Conventional collectivist created authority is a deception in consciousness. You are your own Authority!

Sunday, June 19, 2016

Speech police arrest First Amendment

The First Amendment mandates under no uncertain terms that government may not abridge the freedom of speech. Of course it means that every person has the absolute right to express unpopular, offensive and downright disgusting opinions, and government may not punish anyone for exercising that right. 

After all, that was the purpose of the First Amendment. That’s the way it’s supposed to be in the United States of America but lately there has come in to existence an army of government speech police who think they have the authority to arrest the First Amendment. They punish people for engaging in free expression when they decide that they don’t like such expression.

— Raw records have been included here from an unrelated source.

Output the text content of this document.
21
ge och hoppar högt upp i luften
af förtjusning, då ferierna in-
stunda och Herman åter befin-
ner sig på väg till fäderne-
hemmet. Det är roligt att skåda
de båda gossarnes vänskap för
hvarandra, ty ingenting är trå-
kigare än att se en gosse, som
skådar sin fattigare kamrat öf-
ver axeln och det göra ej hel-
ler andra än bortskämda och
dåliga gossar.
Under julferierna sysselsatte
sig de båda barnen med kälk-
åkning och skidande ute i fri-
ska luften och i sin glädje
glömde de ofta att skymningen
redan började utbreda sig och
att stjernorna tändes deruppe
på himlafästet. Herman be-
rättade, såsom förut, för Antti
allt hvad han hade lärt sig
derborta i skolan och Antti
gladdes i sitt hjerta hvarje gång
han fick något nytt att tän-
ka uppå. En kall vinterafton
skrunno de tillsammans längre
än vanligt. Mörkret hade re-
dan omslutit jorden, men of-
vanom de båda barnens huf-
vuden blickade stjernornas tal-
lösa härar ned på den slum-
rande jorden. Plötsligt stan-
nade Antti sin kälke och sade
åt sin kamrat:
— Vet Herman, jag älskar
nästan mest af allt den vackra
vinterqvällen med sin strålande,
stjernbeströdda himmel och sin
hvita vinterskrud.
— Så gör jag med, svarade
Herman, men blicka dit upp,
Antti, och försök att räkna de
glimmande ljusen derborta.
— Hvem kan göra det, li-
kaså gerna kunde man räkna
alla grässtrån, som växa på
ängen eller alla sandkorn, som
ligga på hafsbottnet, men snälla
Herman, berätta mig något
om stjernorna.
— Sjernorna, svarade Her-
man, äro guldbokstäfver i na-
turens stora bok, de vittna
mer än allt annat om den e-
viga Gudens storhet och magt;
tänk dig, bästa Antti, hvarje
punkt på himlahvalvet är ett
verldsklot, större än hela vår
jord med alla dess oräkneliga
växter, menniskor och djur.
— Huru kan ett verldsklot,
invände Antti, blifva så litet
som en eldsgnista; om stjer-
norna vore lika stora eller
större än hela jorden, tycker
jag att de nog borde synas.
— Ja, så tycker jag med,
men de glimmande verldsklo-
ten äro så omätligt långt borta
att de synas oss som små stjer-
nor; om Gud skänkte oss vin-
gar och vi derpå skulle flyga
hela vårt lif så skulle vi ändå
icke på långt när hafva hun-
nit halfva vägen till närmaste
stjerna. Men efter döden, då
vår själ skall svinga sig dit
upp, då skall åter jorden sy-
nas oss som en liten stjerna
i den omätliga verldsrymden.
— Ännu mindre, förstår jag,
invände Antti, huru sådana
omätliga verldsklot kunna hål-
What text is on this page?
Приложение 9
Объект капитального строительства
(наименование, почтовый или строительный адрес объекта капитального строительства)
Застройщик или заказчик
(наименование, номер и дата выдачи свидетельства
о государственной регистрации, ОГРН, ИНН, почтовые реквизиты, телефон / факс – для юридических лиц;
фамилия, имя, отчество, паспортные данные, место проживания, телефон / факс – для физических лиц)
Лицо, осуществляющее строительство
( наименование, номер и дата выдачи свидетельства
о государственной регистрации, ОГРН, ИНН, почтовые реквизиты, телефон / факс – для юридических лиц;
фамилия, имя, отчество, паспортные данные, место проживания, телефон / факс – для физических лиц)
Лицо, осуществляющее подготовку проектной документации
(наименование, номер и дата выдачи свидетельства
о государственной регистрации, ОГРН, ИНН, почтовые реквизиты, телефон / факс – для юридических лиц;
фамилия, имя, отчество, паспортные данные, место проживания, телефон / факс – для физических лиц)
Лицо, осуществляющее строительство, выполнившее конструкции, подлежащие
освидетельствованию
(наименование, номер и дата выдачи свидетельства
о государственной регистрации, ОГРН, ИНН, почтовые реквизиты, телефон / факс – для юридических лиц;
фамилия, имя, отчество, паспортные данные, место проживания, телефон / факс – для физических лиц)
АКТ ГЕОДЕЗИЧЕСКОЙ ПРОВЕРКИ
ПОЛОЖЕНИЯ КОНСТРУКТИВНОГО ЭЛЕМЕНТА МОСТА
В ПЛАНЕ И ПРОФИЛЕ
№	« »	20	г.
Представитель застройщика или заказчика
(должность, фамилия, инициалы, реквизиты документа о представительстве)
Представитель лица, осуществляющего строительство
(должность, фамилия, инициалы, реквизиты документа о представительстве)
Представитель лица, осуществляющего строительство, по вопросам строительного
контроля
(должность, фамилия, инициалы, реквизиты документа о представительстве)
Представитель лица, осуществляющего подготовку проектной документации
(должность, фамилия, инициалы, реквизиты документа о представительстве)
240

Yes, these speech police don’t have constitutional authority to arrest the First Amendment. They can’t do it. It’s unconstitutional. But today they’re not only doing it, they’re getting away with it. They actually believe that they have the authority to adopt and enforce speech codes. It’s as if the First Amendment is null and void today.

The Florida State Attorney’s Office recently punished an assistant state attorney, suspended him from his job, for violating the office’s social media policy. Apparently, state employees in Florida do not enjoy First Amendment rights in their personal Facebook accounts. The speech police have adopted a social media policy arresting freedom of speech.

Assistant State Attorney Kenneth Lewis, an employee in the Ninth Judicial Circuit Florida State Attorney’s Office, was disciplined for posting a Facebook message in his personal account expressing what the speech police deemed “scathing“ opinions about the recent terrorist massacre in Orlando that left 49 dead and dozens wounded.

"Downtown Orlando has no bottom,” Lewis posted. “The entire city should be leveled. It is void of a single redeeming quality. It is a melting pot of 3rd world miscreants and ghetto thugs. It is void of culture. If you live down there you do it at your own risk and at your own peril… If you go down there after dark there is seriously something wrong with you. Disney does everything in its power to shield visitors of Disney from its northern blight. That doesn't change reality. Disney may be the happiest place on earth but Orlando is a national embarrassment. If this is an act of domestic terrorist it is so important that we don't publish the religion, name, or motive of the terrorist as not to offend anyone."

This rather benign series of comments is apparently what violated the State Attorney’s Office social media policy according to speech police officials. Lewis has been severely disciplined and is now subject to termination. He had been disciplined previously for making a “crack hoes” comment on Facebook in 2014.

In short his constitutional First Amendment rights to freedom of speech have been arrested and abridged. And it appears that the speech police in Florida are probably going to get away with it.

A judge in Daytona Beach Florida has already upheld a decision by the speech police there to fire a central Florida beach police officer who posted what were deemed “racist comments” on his private Facebook account about the killing of Trayvon Martin.  Officer Todd Snipes was fired for posting messages allegedly “celebrating the shooting,” calling the deceased a “thug,” using a racial slur, and stating that people should know to pull their pants up and be respectful.

Were the comments he posted unpopular, offensive, and perhaps downright disgusting to some? Probably, yes. But in the United States of America a person has a constitutional right to hold and express such opinions. That's the purpose of the First Amendment.


The speech police have no lawful authority to arrest the First Amendment. 

1 comment:

  1. I consider myself a hard-line libertarian and I find myself in sort-of-agreement with the underlying principle if not the details of the instant case: employees of the people do not enjoy certain rights when they are acting as employees of the people.

    The particular right I am contemplating is that pesky ol' 5th amendment right to avoid self-incrimination. Lois Lerner, for example, should NOT have been able to assert a 5th amendment right when questioned about her job performance. Her actions off the job are different, but when I'm paying her and I ask questions, I want answers, not stonewalling.

    Perhaps the 1st amendment is different. It probably is.